I had the same problem, the code seemed to ignore the area callout. Fixed it by including "guess = False" in the command line. like so (note I'm using revision 1.2.1):
df = tabula.read_pdf(file_folder + file_name,
guess=False, pages=1, stream=True , encoding="utf-8",
area = (200.8125,64.6425,352.2825,496.1025),
columns = (65.3,196.86,294.96,351.81,388.21,429.77))
Tabula can understand coordinates data in the form of "points".
In windows you can measure your areas coordinates with Adobe Acrobat DC and Acrobat Reader DC
if you have Adobe Acrobat DC -
Tools >> Edit PDF >> Select Your Area and Press Enter >> Change Units to Points
Top 100 pt = A
Left 50 pt = B
Cropped page size 370 x 225 pt = C x D
if you have Adobe Acrobat DC or Acrobat Reader DC-
Edit >> Preferences >> Units >> Change Page Units to Points >> OK >>
Tools >> Measure
Top = A = 100
Left = B = 50
Areas Width = C = 370
Areas Length = D = 225
you have to do this calculation
area=[A,B,A+D,B+C]
area=[100,50,100+225,50+370]
in code
df=read_pdf(folder,area=[[100,50,325,420]] ,output_format="xlsx")

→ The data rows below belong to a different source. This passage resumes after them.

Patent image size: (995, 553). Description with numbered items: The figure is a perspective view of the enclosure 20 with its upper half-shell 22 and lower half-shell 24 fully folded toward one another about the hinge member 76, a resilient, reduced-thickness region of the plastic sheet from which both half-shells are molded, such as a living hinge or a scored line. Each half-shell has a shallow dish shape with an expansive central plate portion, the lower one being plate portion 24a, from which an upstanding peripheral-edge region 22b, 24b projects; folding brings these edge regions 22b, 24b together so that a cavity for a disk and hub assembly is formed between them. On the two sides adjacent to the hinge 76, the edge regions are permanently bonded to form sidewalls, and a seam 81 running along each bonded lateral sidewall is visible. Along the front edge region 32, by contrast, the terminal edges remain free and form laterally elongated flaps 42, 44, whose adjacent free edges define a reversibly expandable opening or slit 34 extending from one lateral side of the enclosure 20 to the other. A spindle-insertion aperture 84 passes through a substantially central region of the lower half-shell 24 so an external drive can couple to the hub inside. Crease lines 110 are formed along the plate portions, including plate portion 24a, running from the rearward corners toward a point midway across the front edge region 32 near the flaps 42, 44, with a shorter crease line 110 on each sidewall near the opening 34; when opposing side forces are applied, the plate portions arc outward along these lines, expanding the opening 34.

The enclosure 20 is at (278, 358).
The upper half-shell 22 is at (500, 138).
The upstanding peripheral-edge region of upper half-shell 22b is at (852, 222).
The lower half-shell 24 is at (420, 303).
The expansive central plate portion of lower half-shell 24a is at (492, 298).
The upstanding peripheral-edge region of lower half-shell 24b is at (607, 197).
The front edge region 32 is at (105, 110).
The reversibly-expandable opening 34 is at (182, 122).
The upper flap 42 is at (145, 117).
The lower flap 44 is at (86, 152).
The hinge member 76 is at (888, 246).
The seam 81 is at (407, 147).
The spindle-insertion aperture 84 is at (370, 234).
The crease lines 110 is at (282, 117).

Reader only allows measurements if the PDF creator had allowed it.
Found this instead:
https://graphicdesign.stackexchange.com/a/81666
Brief steps:
- Download SumatraPDF. It is also available as zip, no install
needed.
- Open PDF with the Sumatra reader.
- Press 'm' - this
shows cursor position in top left corner.
- Use tabula with
options -p for page, -a for area. (top,left,bottom,right)
The 'top + height' which you can call bottom if you like is missing from the accepted answer here, although that is NOT the distance from the bottom of the page to the table but rather the distance from the top of the page to the bottom of the table.
All the necessary details are summarised in the wiki here, but this is the relevant bit:
Note the left, top, height, and width parameters and calculate the following:
y1 = top
x1 = left
y2 = top + height
x2 = left + width
..then the order of them is: y1,x1,y2,x2
Can offer few practical tips about getting the job done.. My pdf viewer did not measure and I experimented with the linux program 'screenruler' (sudo apt install screenruler
) but it was a bit of a pain, also needing calibration as described here
In the end however got the most accurate results with old school methods. Printed a page with the table on A4 paper, took all the measurements with a transparent ruler to an estimated fraction of a millimetre, ruling lines for all the dimensions. Well, the other side of the ruler only went down to a sixteenth of an inch which is not as fine grained so went with the metric side, and with a pocket calculator multiply centimetres by 28.346456693 to get pdf units. Maybe you have one of those rulers lying around which goes down to a sixtyfourth of an inch ;)
The column measurements are all from the left of the page and only the internal dividing lines between columns, don't include the line on the far left or the far right of the table.
You might find for very compressed columns where you had to guess the small dimensions that a character from one column spills over into the next. In this case you can tweak the columns dimensions and iterate till it's right.